The main section displays a list of the loops in the cave. Only a few loops are shown, but you can view additional loops by scrolling the display. The columns information in the list has four sections: the Closing Shot, Relative Error Levels, Absolute Error and Overall Loop Quality.

 Sorting Columns. When you are working to resolve Blunders, the best strategy is to focus on the biggest blunders first. To facilitate finding the biggest blunders, the program allows you to sort the any of the columns in the list by clicking on the specific column header. Clicking once sort a column header sorts it in descending order. Clicking again sorts it in ascending order. To return the list to its original order, click on the header for the first column.

Here is description of each column in the list

1. Closing Shot. The first item on each line shows the closing shot of the each loop. Basically, the closing shot is the shot that actually closed the loop and it is used to identify and distinguish different loops.

2. Relative Error Levels. The second item shows a numerical evaluation of the relative error values for each loop. There are four numbers displayed: East, North, Vertical and Vector. Each gives an evaluation of a different aspect of the loop errors. For example, the East value gives an evaluation of the quality of the east/west part of the loop error. The Vector value combines the north, east and vertical parts into one number and gives an overall indication of the loop error level.

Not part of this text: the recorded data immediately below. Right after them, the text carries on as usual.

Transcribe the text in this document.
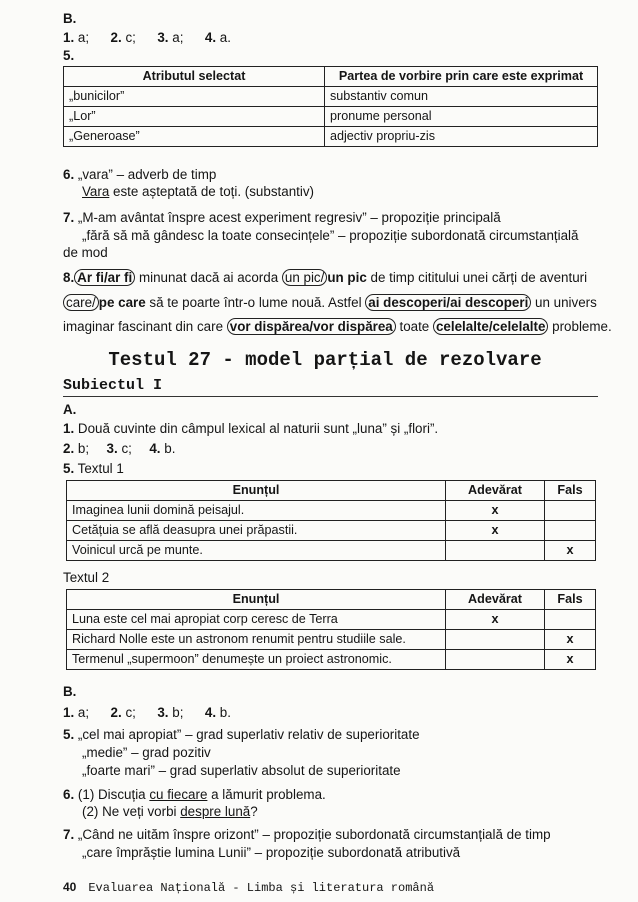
B.
1. a; 2. c; 3. a; 4. a.
5.
Atributul selectat	Partea de vorbire prin care este exprimat
„bunicilor”	substantiv comun
„Lor”	pronume personal
„Generoase”	adjectiv propriu-zis
6. „vara” – adverb de timp
Vara este așteptată de toți. (substantiv)
7. „M-am avântat înspre acest experiment regresiv” – propoziție principală
„fără să mă gândesc la toate consecințele” – propoziție subordonată circumstanțială
de mod
8. Ar fi/ar fi minunat dacă ai acorda un pic/ un pic de timp cititului unei cărți de aventuri
care/ pe care să te poarte într-o lume nouă. Astfel ai descoperi/ai descoperi un univers
imaginar fascinant din care vor dispărea/vor dispărea toate celelalte/celelalte probleme.
Testul 27 - model parțial de rezolvare
Subiectul I
A.
1. Două cuvinte din câmpul lexical al naturii sunt „luna” și „flori”.
2. b; 3. c; 4. b.
5. Textul 1
Enunțul	Adevărat	Fals
Imaginea lunii domină peisajul.	x	
Cetățuia se află deasupra unei prăpastii.	x	
Voinicul urcă pe munte.		x
Textul 2
Enunțul	Adevărat	Fals
Luna este cel mai apropiat corp ceresc de Terra	x	
Richard Nolle este un astronom renumit pentru studiile sale.		x
Termenul „supermoon” denumește un proiect astronomic.		x
B.
1. a; 2. c; 3. b; 4. b.
5. „cel mai apropiat” – grad superlativ relativ de superioritate
„medie” – grad pozitiv
„foarte mari” – grad superlativ absolut de superioritate
6. (1) Discuția cu fiecare a lămurit problema.
(2) Ne veți vorbi despre lună?
7. „Când ne uităm înspre orizont” – propoziție subordonată circumstanțială de timp
„care împrăștie lumina Lunii” – propoziție subordonată atributivă
40 Evaluarea Națională - Limba și literatura română
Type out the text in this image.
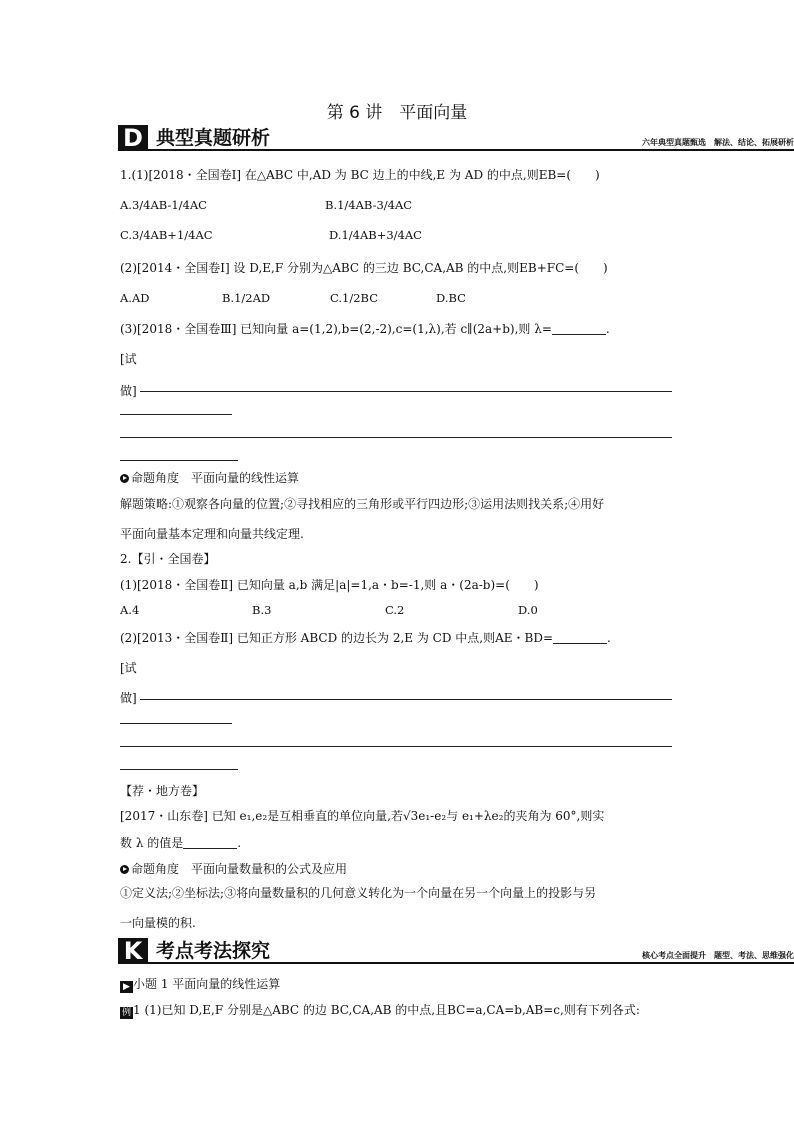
第 6 讲　平面向量
D 典型真题研析	六年典型真题甄选　解法、结论、拓展研析
1.(1)[2018・全国卷Ⅰ] 在△ABC 中,AD 为 BC 边上的中线,E 为 AD 的中点,则EB=(　　)
A.3/4AB-1/4AC	B.1/4AB-3/4AC
C.3/4AB+1/4AC	D.1/4AB+3/4AC
(2)[2014・全国卷Ⅰ] 设 D,E,F 分别为△ABC 的三边 BC,CA,AB 的中点,则EB+FC=(　　)
A.AD	B.1/2AD	C.1/2BC	D.BC
(3)[2018・全国卷Ⅲ] 已知向量 a=(1,2),b=(2,-2),c=(1,λ),若 c∥(2a+b),则 λ=	.
[试
做]
命题角度　平面向量的线性运算
解题策略:①观察各向量的位置;②寻找相应的三角形或平行四边形;③运用法则找关系;④用好
平面向量基本定理和向量共线定理.
2.【引・全国卷】
(1)[2018・全国卷Ⅱ] 已知向量 a,b 满足|a|=1,a・b=-1,则 a・(2a-b)=(　　)
A.4	B.3	C.2	D.0
(2)[2013・全国卷Ⅱ] 已知正方形 ABCD 的边长为 2,E 为 CD 中点,则AE・BD=	.
[试
做]
【荐・地方卷】
[2017・山东卷] 已知 e₁,e₂是互相垂直的单位向量,若√3e₁-e₂与 e₁+λe₂的夹角为 60°,则实
数 λ 的值是	.
命题角度　平面向量数量积的公式及应用
①定义法;②坐标法;③将向量数量积的几何意义转化为一个向量在另一个向量上的投影与另
一向量模的积.
K 考点考法探究	核心考点全面提升　题型、考法、思维强化
▶ 小题 1 平面向量的线性运算
例 1 (1)已知 D,E,F 分别是△ABC 的边 BC,CA,AB 的中点,且BC=a,CA=b,AB=c,则有下列各式:
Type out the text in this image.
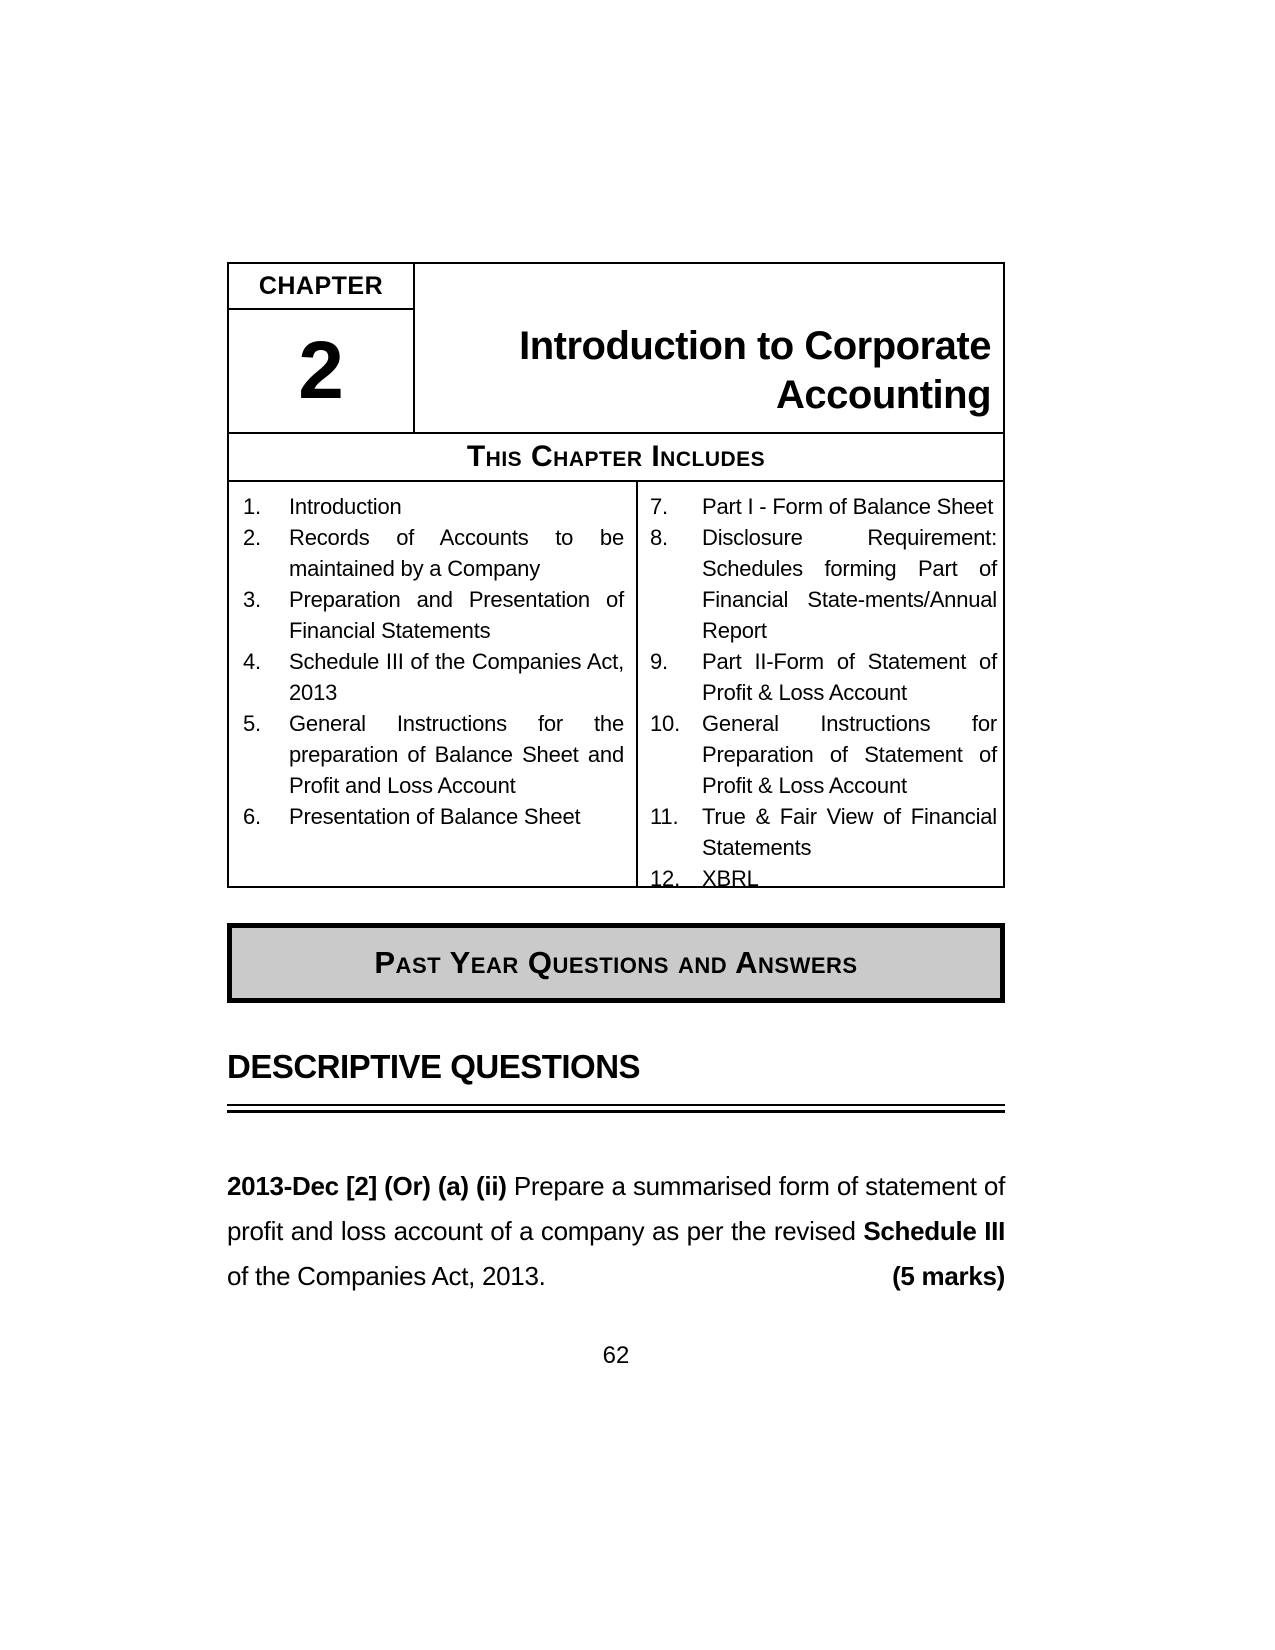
CHAPTER
2	Introduction to Corporate
Accounting
This Chapter Includes
1.	Introduction
2.	Records of Accounts to be maintained by a Company
3.	Preparation and Presentation of Financial Statements
4.	Schedule III of the Companies Act, 2013
5.	General Instructions for the preparation of Balance Sheet and Profit and Loss Account
6.	Presentation of Balance Sheet
7.	Part I - Form of Balance Sheet
8.	Disclosure Requirement: Schedules forming Part of Financial State-ments/Annual Report
9.	Part II-Form of Statement of Profit & Loss Account
10.	General Instructions for Preparation of Statement of Profit & Loss Account
11.	True & Fair View of Financial Statements
12.	XBRL
Past Year Questions and Answers
DESCRIPTIVE QUESTIONS

2013-Dec [2] (Or) (a) (ii) Prepare a summarised form of statement of profit and loss account of a company as per the revised Schedule III of the Companies Act, 2013.	(5 marks)

62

These numbers indicate how closely the errors match the predicted error level for the loop. Small numbers in the range of 0 to 2 indicate that the loop closely matches the expected error level. Large numbers greater than 3, indicate that the error level is significantly greater than the predicted level and indicate a problem with the loop. (In mathematical terms, these numbers represent the number of standard deviations these numbers vary from the predicted norm.)

The numbers are also color-coded to make it is easier pick out the good and bad values. Values between zero and one are colored green. Values between one and two are color coded yellow. Values greater than two are color-coded red.

3. Absolute Error. This is the length of error in Feet or Meters. It is less useful for measuring the quality of a loop than Relative Vector error described above. This is because even well surveyed loops will have large absolute errors when they get longer.

4. Loop Quality. The loop quality column summarizes the overall quality of the loop. It uses the vector value and judges the loop to be "Good" if the value is between zero and one. It judges the loop "Okay" if the value is between one and two. It judges the loop to be "Bad" if the value is greater than two.